22 avril 1889: des colons blancs se sont précipités pour revendiquer la terre Cherokee dans le territoire de l'Oklahoma, après le Dawes Act de 1887, qui avait privé les Cherokee de leurs droits sur la terre.

Les lois adoptées par la suite par le Congrès ont rendu encore plus facile la vente des lots appartenant aux Amérindiens avant la période d'attente de 25 ans. La loi Burke de 1906 autorisait le secrétaire de l'Intérieur à juger un propriétaire foncier autochtone «compétent» pour recevoir l'acte de propriété sur sa propre terre, auquel cas les impôts étaient dus. Cela se produisait souvent à l'insu du propriétaire foncier autochtone ou sans son consentement, et avant qu'il ne s'en rende compte, sa terre était confisquée et vendue au plus offrant.

27 millions d'acres supplémentaires de terres autochtones ont été perdus en raison de ces lois supplémentaires et des amendements à la loi Dawes, y compris le soi-disant «Dead Indian Act» de 1902 qui permettait aux héritiers autochtones de vendre leurs terres familiales avant la période de fiducie de 25 ans. en haut.

La fin de la loi Dawes

Tant de terres ont été perdues que même le gouvernement fédéral était préoccupé. En 1928, un rapport accablant rédigé par le ministère de l'Intérieur intitulé " Le problème de l'administration indienne " décrivait l'état de pauvreté et de maladie abjecte dans lequel vivaient la plupart des Amérindiens.
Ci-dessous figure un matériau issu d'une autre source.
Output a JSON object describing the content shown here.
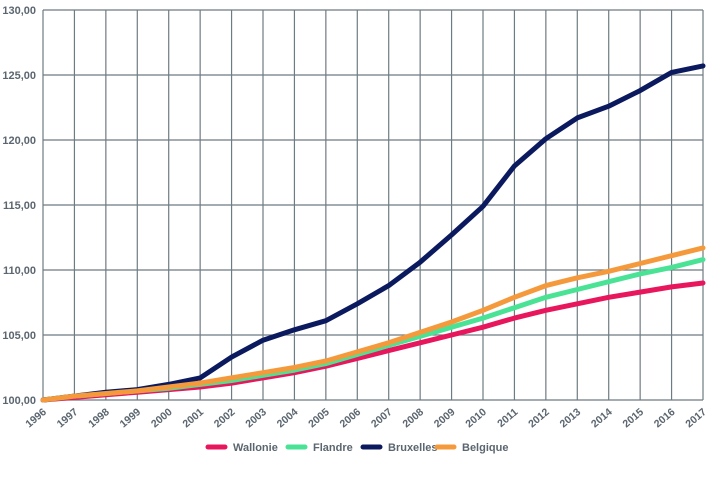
{
  "chart_data": {
    "type": "line",
    "title": "",
    "xlabel": "",
    "ylabel": "",
    "ylim": [
      100,
      130
    ],
    "yticks": [
      "100,00",
      "105,00",
      "110,00",
      "115,00",
      "120,00",
      "125,00",
      "130,00"
    ],
    "ytick_values": [
      100,
      105,
      110,
      115,
      120,
      125,
      130
    ],
    "x": [
      "1996",
      "1997",
      "1998",
      "1999",
      "2000",
      "2001",
      "2002",
      "2003",
      "2004",
      "2005",
      "2006",
      "2007",
      "2008",
      "2009",
      "2010",
      "2011",
      "2012",
      "2013",
      "2014",
      "2015",
      "2016",
      "2017"
    ],
    "grid": true,
    "legend_position": "bottom",
    "series": [
      {
        "name": "Wallonie",
        "color": "#e8175d",
        "values": [
          100.0,
          100.2,
          100.4,
          100.6,
          100.8,
          101.0,
          101.3,
          101.7,
          102.1,
          102.6,
          103.2,
          103.8,
          104.4,
          105.0,
          105.6,
          106.3,
          106.9,
          107.4,
          107.9,
          108.3,
          108.7,
          109.0
        ]
      },
      {
        "name": "Flandre",
        "color": "#4ae395",
        "values": [
          100.0,
          100.3,
          100.5,
          100.7,
          100.9,
          101.2,
          101.5,
          101.9,
          102.3,
          102.8,
          103.5,
          104.2,
          104.9,
          105.6,
          106.3,
          107.1,
          107.9,
          108.5,
          109.1,
          109.7,
          110.2,
          110.8
        ]
      },
      {
        "name": "Bruxelles",
        "color": "#0b1a5e",
        "values": [
          100.0,
          100.3,
          100.6,
          100.8,
          101.2,
          101.7,
          103.3,
          104.6,
          105.4,
          106.1,
          107.4,
          108.8,
          110.6,
          112.7,
          114.9,
          118.0,
          120.1,
          121.7,
          122.6,
          123.8,
          125.2,
          125.7
        ]
      },
      {
        "name": "Belgique",
        "color": "#f59a3c",
        "values": [
          100.0,
          100.3,
          100.5,
          100.7,
          101.0,
          101.3,
          101.7,
          102.1,
          102.5,
          103.0,
          103.7,
          104.4,
          105.2,
          106.0,
          106.9,
          107.9,
          108.8,
          109.4,
          109.9,
          110.5,
          111.1,
          111.7
        ]
      }
    ]
  }
}
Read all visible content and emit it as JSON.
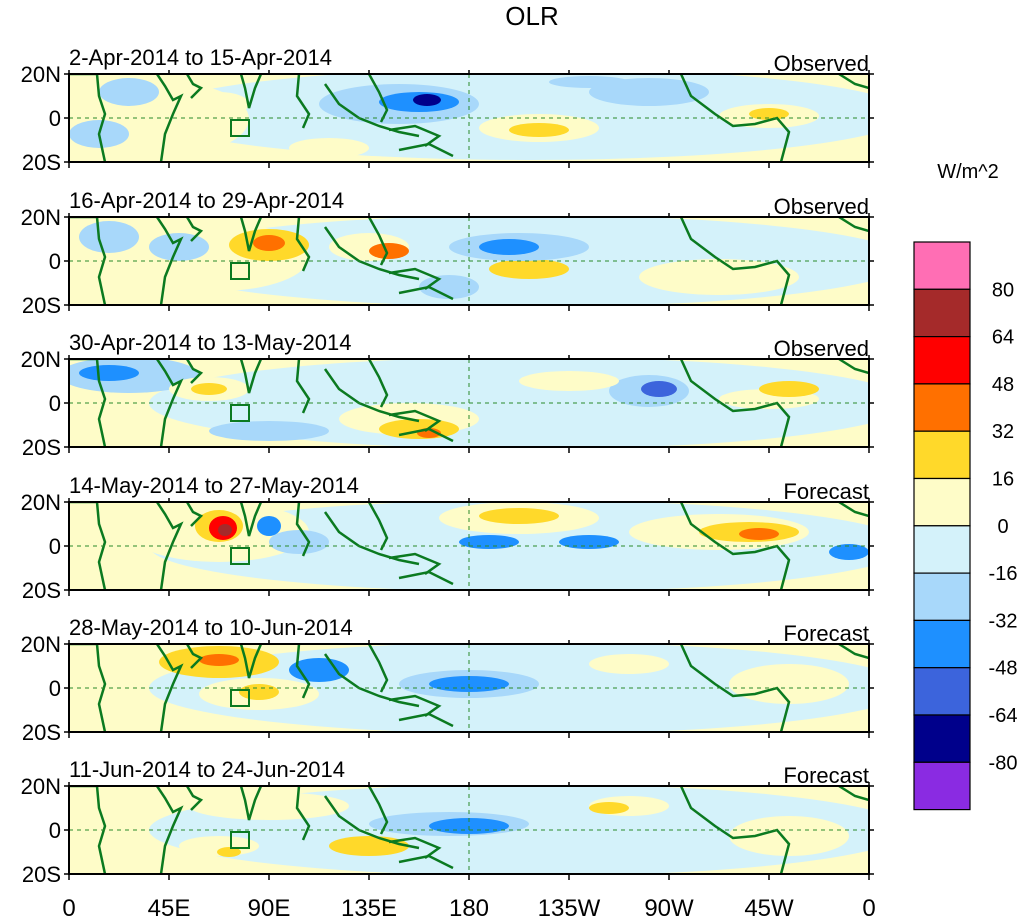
{
  "title": "OLR",
  "panels": [
    {
      "period": "2-Apr-2014 to 15-Apr-2014",
      "kind": "Observed"
    },
    {
      "period": "16-Apr-2014 to 29-Apr-2014",
      "kind": "Observed"
    },
    {
      "period": "30-Apr-2014 to 13-May-2014",
      "kind": "Observed"
    },
    {
      "period": "14-May-2014 to 27-May-2014",
      "kind": "Forecast"
    },
    {
      "period": "28-May-2014 to 10-Jun-2014",
      "kind": "Forecast"
    },
    {
      "period": "11-Jun-2014 to 24-Jun-2014",
      "kind": "Forecast"
    }
  ],
  "lat_labels": [
    "20N",
    "0",
    "20S"
  ],
  "lon_labels": [
    "0",
    "45E",
    "90E",
    "135E",
    "180",
    "135W",
    "90W",
    "45W",
    "0"
  ],
  "colorbar": {
    "unit": "W/m^2",
    "levels": [
      "80",
      "64",
      "48",
      "32",
      "16",
      "0",
      "-16",
      "-32",
      "-48",
      "-64",
      "-80"
    ],
    "colors": [
      "#ff6eb4",
      "#a52a2a",
      "#ff0000",
      "#ff7000",
      "#ffd92a",
      "#fefcc8",
      "#d4f2fa",
      "#a8d8fa",
      "#1e90ff",
      "#3c64dc",
      "#00008b",
      "#8a2be2"
    ]
  },
  "colors": {
    "land": "#0b7a20",
    "axis": "#000000",
    "equator": "#2a8a2a"
  }
}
Les auteurs du rapport ont critiqué la logique erronée selon laquelle céder des terres privées à des familles autochtones en ferait automatiquement des agriculteurs prospères.

"Il semble presque que le gouvernement ait supposé qu'une certaine magie dans la propriété individuelle de la propriété serait en soi un facteur de civilisation de l'éducation", a déclaré le rapport, "mais malheureusement cette politique a pour la plupart opéré dans la direction opposée." Le rapport notait que de nombreux Indiens vivaient sur des terres que même «un homme blanc formé et expérimenté pouvait à peine arracher une vie raisonnable».

Le Congrès a abrogé la Dawes Act en 1934 dans le cadre de la plus grande Indian Reorganization Act, mais le vol systématique de 90 millions d'acres (36 millions d'hectares) de terres autochtones était déjà accompli.

«La Loi Dawes est l'une des lois les plus fondamentales et les plus importantes qui ont affecté les Amérindiens», déclare Hirsch. "Tragiquement, c'était fondamental de manière principalement très négative."

Les affaires judiciaires liées à l'attribution et au régime foncier des Amérindiens sont toujours en cours .

Maintenant c'est intéressant

Les Dawes Rolls , des listes d'Amérindiens attribués parmi les «cinq tribus civilisées», sont devenues un outil généalogique précieux pour retracer l'ascendance autochtone.